I wasn't able to reproduce the problem I had with MSP430's hwtimer. Could you provide me a test case or project you're experiencing this behaviour with?

Kind regards, Thomas

Hi Thomas,

Maybe you confuse this with the bug that was fixed in #909 ?

Cheers, Ludwig

Hi Ludwig,

you are right, reading the diffs this most probably will have fixed my problem. (which I still don't remember in full though)

Best, Thomas

Hello everyone,

I think I have found why this problem happens: The timer overflow interrupt, in the MSP430 architecture, has the *least* priority of all timer-related interrupts!

The result is that: when timers are set, or hwtimer_spin() is called, when the timer's counter is about to overflow, there is a non-negligible risk of having the wrong timer_round value when the timers fire (or when hwtimer_spin() should be left).
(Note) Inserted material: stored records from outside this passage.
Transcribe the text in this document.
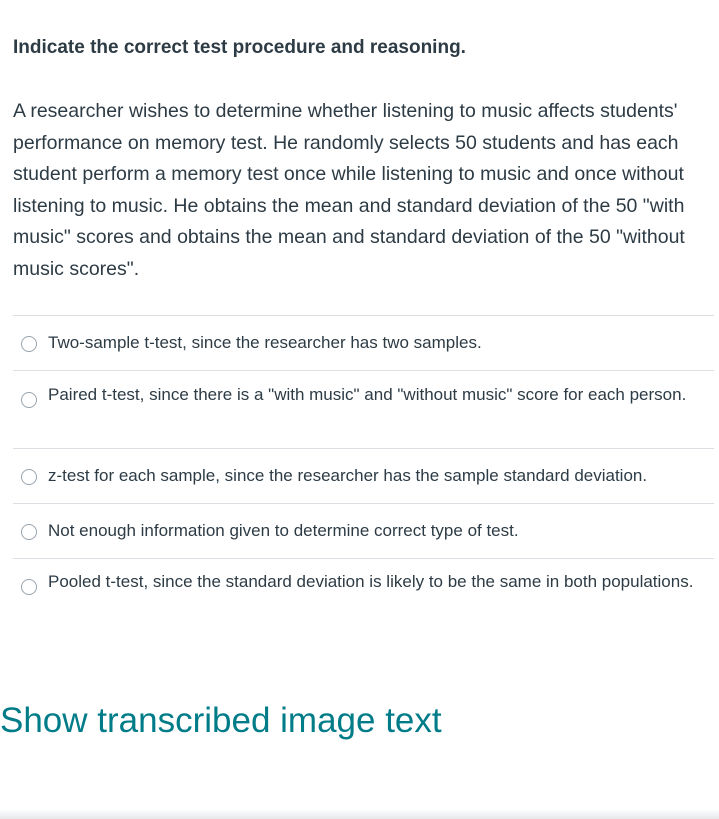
Indicate the correct test procedure and reasoning.

A researcher wishes to determine whether listening to music affects students' performance on memory test. He randomly selects 50 students and has each student perform a memory test once while listening to music and once without listening to music. He obtains the mean and standard deviation of the 50 "with music" scores and obtains the mean and standard deviation of the 50 "without music scores".

Two-sample t-test, since the researcher has two samples.
Paired t-test, since there is a "with music" and "without music" score for each person.
z-test for each sample, since the researcher has the sample standard deviation.
Not enough information given to determine correct type of test.
Pooled t-test, since the standard deviation is likely to be the same in both populations.
Show transcribed image text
This is what happens when I experience failures with my code.

As I suspected when I saw FreeRTOS source code for MSP430, we are here victim of TI's poor design.

Alas, the timer-related interruption with highest priority on MSP430 is the handler for CCR0. This means that the more robust way to handle timer overflow management is to use the CCR0 comparator interrupt, that is: undo Oleg's PR #909! This implies that we will only have two available instances of hwtimer on MSP430... It's a real shame, but I couldn't find another robust way to fix that problem.

Oleg, what is your opinion? Should we revert #909?